Participants discussed the steps needed to advance key elements of a U.S. Government - WHO memorandum of understanding on global health security, signed last year on the margins of the United Nations General Assembly. The discussion included topics such as the implementation of the International Health Regulations (IHR) — a key framework for WHO Member States in the detection, reporting, and response of public health emergencies of international concern. At the 2011 United Nations General Assembly, President Obama signaled the importance of IHR in meeting the challenge of fighting all biological dangers, noting: “Today, I urge all nations to join us in meeting the WHO’s goal of making sure all nations have core capacities to address public health emergencies in place by 2012. That is what our commitment to the health of our people demands.” 

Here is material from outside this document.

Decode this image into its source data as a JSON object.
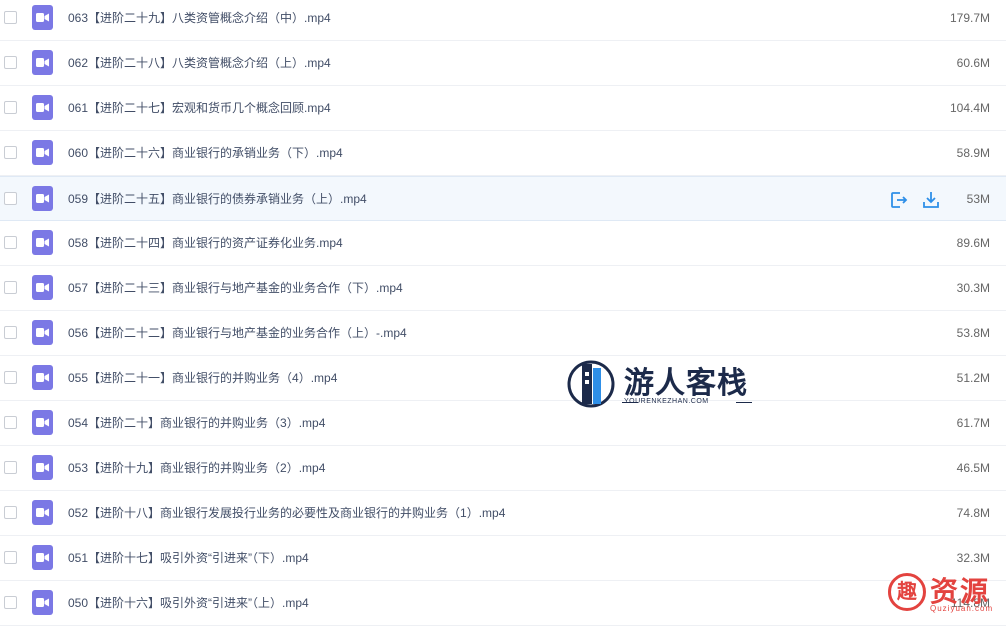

Yesterday’s White House meeting reflects our deepening commitment to build relationships across sectors and with other nations in recognition that the response to health threats must be global.  International cooperation is essential to ensure that nations are able to identify public health threats early and can respond in a coordinated and effective fashion. In today’s highly interconnected and interdependent global community, people and goods rapidly travel between distant points on the globe, amplifying the risk of a local incident rapidly becoming an international one. The WHO has a unique and irreplaceable role to play as the United Nations’ lead health authority and as a neutral and respected global convener and arbiter with rich technical expertise in public health.

The Obama Administration sees yesterday’s meeting as an important step towards protecting the health of the American people as well as people around the world against potential public health emergencies. We look forward to continuing our work in the area of global health security and are committed to supporting the WHO and partner nations in building the required core health capacities that enable effective detection and response to these emergencies.